Before we start with the verification of the IC we need some additional definitions. A finite state computational system, e.g. a Statemate specification, can be represented as a Kripke structure. It contains a finite state transition graph with nodes labeled with atomic propositions that are valid in this node. These atomic propositions would refer to individual memory bits in a software system. If we unwind the state transition diagram we obtain a computation tree with potentially infinite branches.
A computation tree over the set of atomic propositions P can be characterized by the temporal logic called CTL. Its syntax is inductively defined as shown on this slide. The temporal aspects of the execution paths originating in the given state can be characterized by the Path quantifiers Exists and All combined with the temporal modalities Next and Util, finally, and globally. The modality Finally is used in a sense that some property holds eventually. Globally means that a property holds in every state of a path.

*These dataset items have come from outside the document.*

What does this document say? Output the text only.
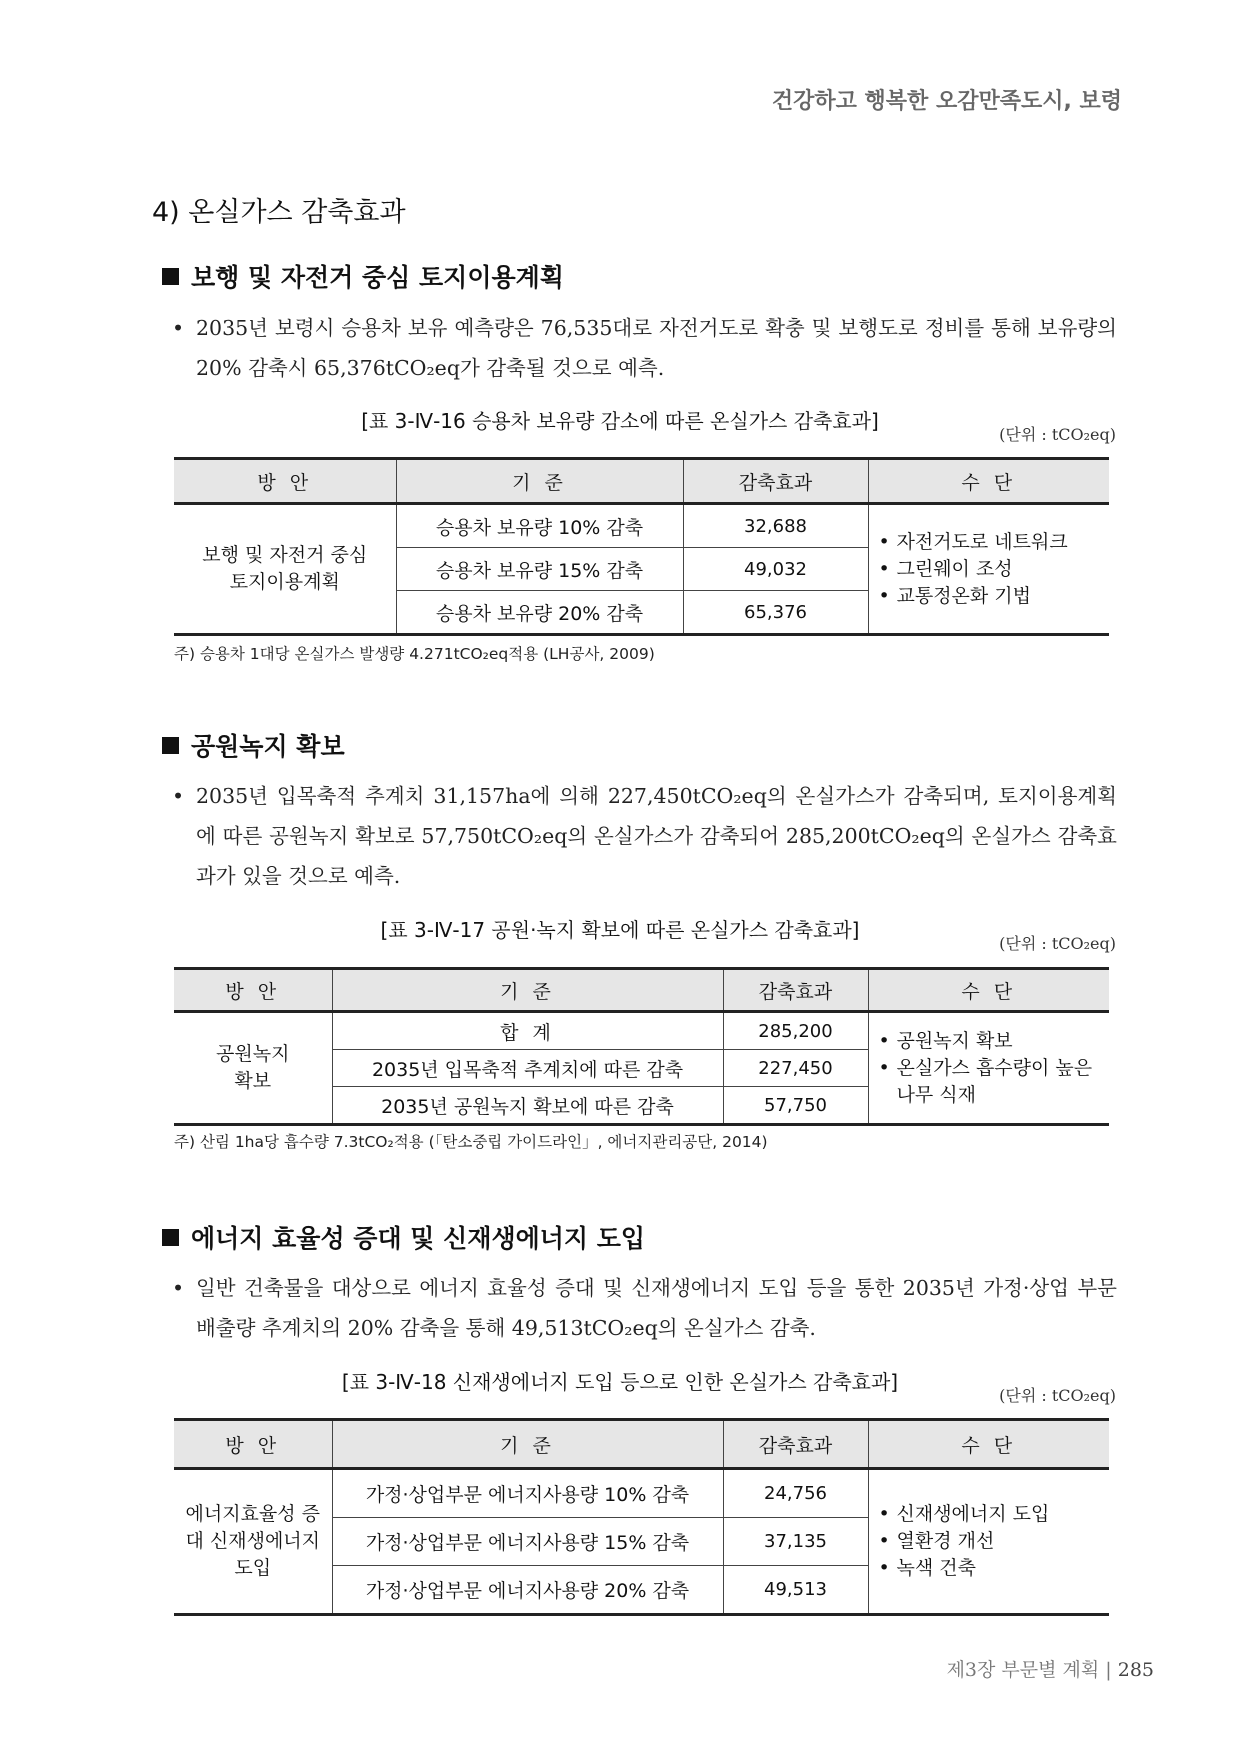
건강하고 행복한 오감만족도시, 보령
4) 온실가스 감축효과
보행 및 자전거 중심 토지이용계획
• 2035년 보령시 승용차 보유 예측량은 76,535대로 자전거도로 확충 및 보행도로 정비를 통해 보유량의 20% 감축시 65,376tCO₂eq가 감축될 것으로 예측.
[표 3-Ⅳ-16 승용차 보유량 감소에 따른 온실가스 감축효과]
(단위 : tCO₂eq)
방 안	기 준	감축효과	수 단
보행 및 자전거 중심 토지이용계획	승용차 보유량 10% 감축	32,688	• 자전거도로 네트워크
• 그린웨이 조성
• 교통정온화 기법

	승용차 보유량 15% 감축	49,032	
	승용차 보유량 20% 감축	65,376	
주) 승용차 1대당 온실가스 발생량 4.271tCO₂eq적용 (LH공사, 2009)
공원녹지 확보
• 2035년 입목축적 추계치 31,157ha에 의해 227,450tCO₂eq의 온실가스가 감축되며, 토지이용계획에 따른 공원녹지 확보로 57,750tCO₂eq의 온실가스가 감축되어 285,200tCO₂eq의 온실가스 감축효과가 있을 것으로 예측.
[표 3-Ⅳ-17 공원·녹지 확보에 따른 온실가스 감축효과]
(단위 : tCO₂eq)
방 안	기 준	감축효과	수 단
공원녹지 확보	합 계	285,200	• 공원녹지 확보
• 온실가스 흡수량이 높은 나무 식재

	2035년 입목축적 추계치에 따른 감축	227,450	
	2035년 공원녹지 확보에 따른 감축	57,750	
주) 산림 1ha당 흡수량 7.3tCO₂적용 (「탄소중립 가이드라인」, 에너지관리공단, 2014)
에너지 효율성 증대 및 신재생에너지 도입
• 일반 건축물을 대상으로 에너지 효율성 증대 및 신재생에너지 도입 등을 통한 2035년 가정·상업 부문 배출량 추계치의 20% 감축을 통해 49,513tCO₂eq의 온실가스 감축.
[표 3-Ⅳ-18 신재생에너지 도입 등으로 인한 온실가스 감축효과]
(단위 : tCO₂eq)
방 안	기 준	감축효과	수 단
에너지효율성 증대 신재생에너지 도입	가정·상업부문 에너지사용량 10% 감축	24,756	• 신재생에너지 도입
• 열환경 개선
• 녹색 건축

	가정·상업부문 에너지사용량 15% 감축	37,135	
	가정·상업부문 에너지사용량 20% 감축	49,513	
제3장 부문별 계획 | 285
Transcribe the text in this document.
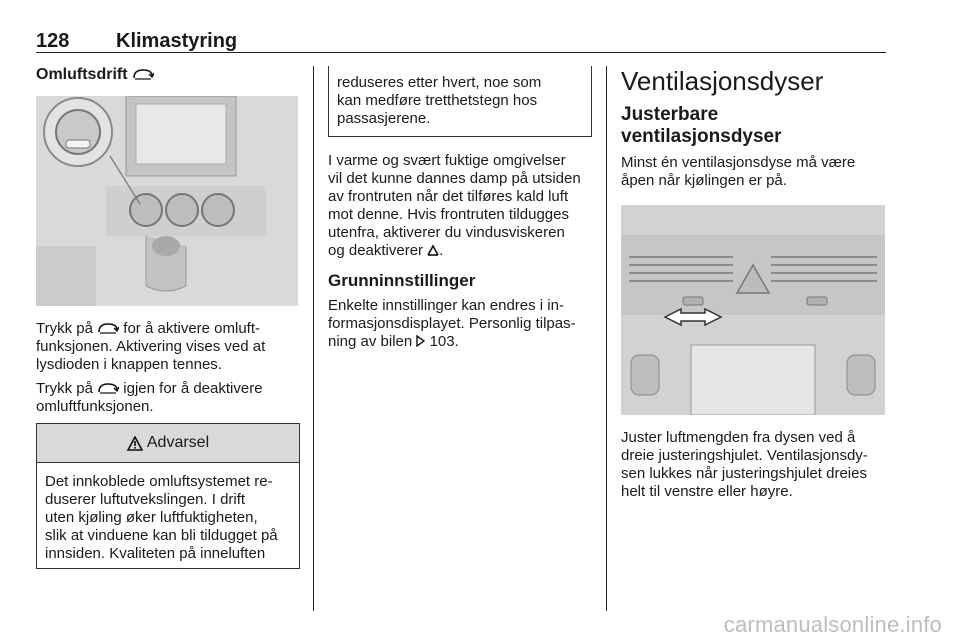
128 Klimastyring

Omluftsdrift

Trykk på  for å aktivere omluft-
funksjonen. Aktivering vises ved at
lysdioden i knappen tennes.

Trykk på  igjen for å deaktivere
omluftfunksjonen.

Advarsel

Det innkoblede omluftsystemet re-
duserer luftutvekslingen. I drift
uten kjøling øker luftfuktigheten,
slik at vinduene kan bli tildugget på
innsiden. Kvaliteten på inneluften

reduseres etter hvert, noe som
kan medføre tretthetstegn hos
passasjerene.

I varme og svært fuktige omgivelser
vil det kunne dannes damp på utsiden
av frontruten når det tilføres kald luft
mot denne. Hvis frontruten tildugges
utenfra, aktiverer du vindusviskeren
og deaktiverer .

Grunninnstillinger

Enkelte innstillinger kan endres i in-
formasjonsdisplayet. Personlig tilpas-
ning av bilen  103.

Ventilasjonsdyser

Justerbare
ventilasjonsdyser

Minst én ventilasjonsdyse må være
åpen når kjølingen er på.

Juster luftmengden fra dysen ved å
dreie justeringshjulet. Ventilasjonsdy-
sen lukkes når justeringshjulet dreies
helt til venstre eller høyre.

carmanualsonline.info
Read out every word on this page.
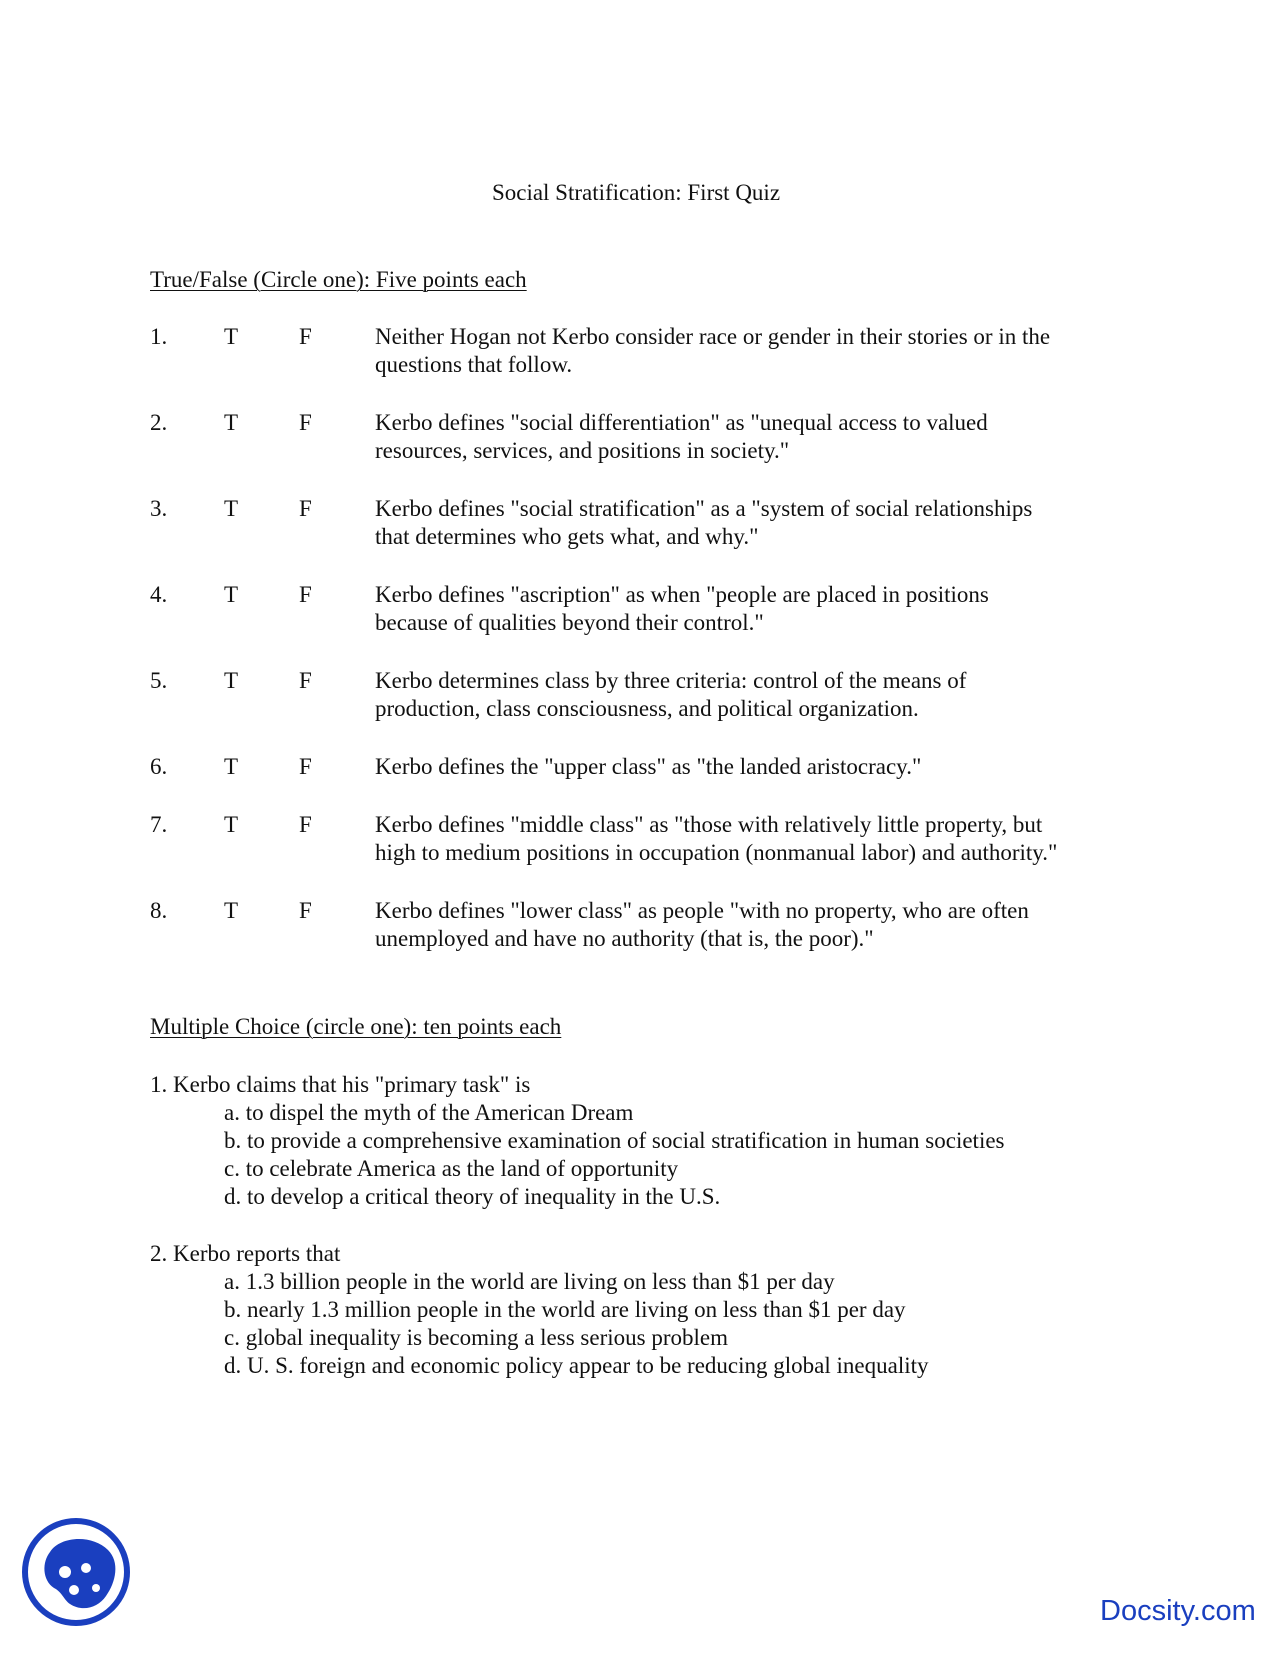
Social Stratification: First Quiz
True/False (Circle one): Five points each
1. T	F	Neither Hogan not Kerbo consider race or gender in their stories or in the
questions that follow.
2. T	F	Kerbo defines "social differentiation" as "unequal access to valued
resources, services, and positions in society."
3. T	F	Kerbo defines "social stratification" as a "system of social relationships
that determines who gets what, and why."
4. T	F	Kerbo defines "ascription" as when "people are placed in positions
because of qualities beyond their control."
5. T	F	Kerbo determines class by three criteria: control of the means of
production, class consciousness, and political organization.
6. T	F	Kerbo defines the "upper class" as "the landed aristocracy."
7. T	F	Kerbo defines "middle class" as "those with relatively little property, but
high to medium positions in occupation (nonmanual labor) and authority."
8. T	F	Kerbo defines "lower class" as people "with no property, who are often
unemployed and have no authority (that is, the poor)."
Multiple Choice (circle one): ten points each
1. Kerbo claims that his "primary task" is
a. to dispel the myth of the American Dream
b. to provide a comprehensive examination of social stratification in human societies
c. to celebrate America as the land of opportunity
d. to develop a critical theory of inequality in the U.S.
2. Kerbo reports that
a. 1.3 billion people in the world are living on less than $1 per day
b. nearly 1.3 million people in the world are living on less than $1 per day
c. global inequality is becoming a less serious problem
d. U. S. foreign and economic policy appear to be reducing global inequality
Docsity.com
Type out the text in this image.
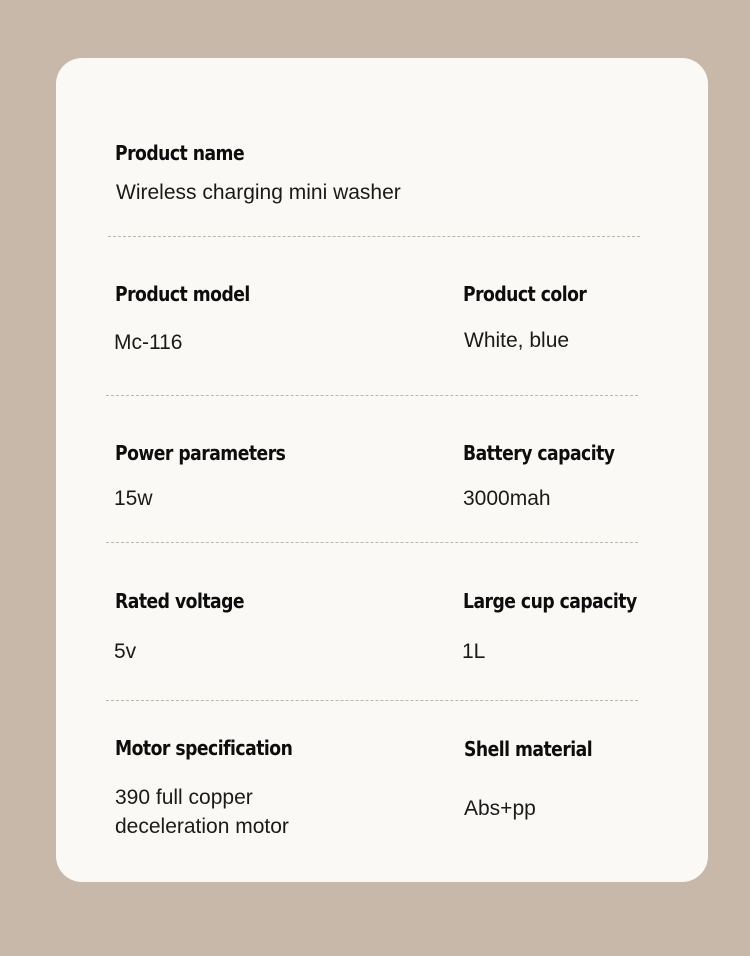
Product name
Wireless charging mini washer
Product model
Mc-116
Product color
White, blue
Power parameters
15w
Battery capacity
3000mah
Rated voltage
5v
Large cup capacity
1L
Motor specification
390 full copper
deceleration motor
Shell material
Abs+pp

Explicit model checking is a rather simple recursive algorithm with the quadratic run-time. There are heuristic solutions using ordered binary decision diagrams as in the Statemate's symbolic model checker. Other model checkers use SAT solvers.
To provide recovery guarantees all Pcoms such as client and server components need to be equipped with logging and recovery capabilities. Unlike database systems, we do not want and do not need to enable undo. Components are piecewise deterministic, they execute deterministically between two consecutive non-deterministic events such incoming messages from other components or reading the system clock. SO, logging of nondeterministic events turns piecewise-deterministic components into truly deterministic ones. We can recreate Pcom's state and messages by simply replaying the log from some initial state. To accelerate the deterministic replay the component needs to truncate the log on a regular basis. before doing this it has to dump its current state to disk. We call such state dumps "installation points". Out failure model includes crashes of the sending and receiving components as well as network failures causing message losses. Such transient failures are due to nondeterministic so-called Heisenbugs that are impossible to reproduce to take them out. We do not consider malicious manipulations called commission failures. And we do not deal with the corruption of stable storage as this can be avoided by a sufficient replication.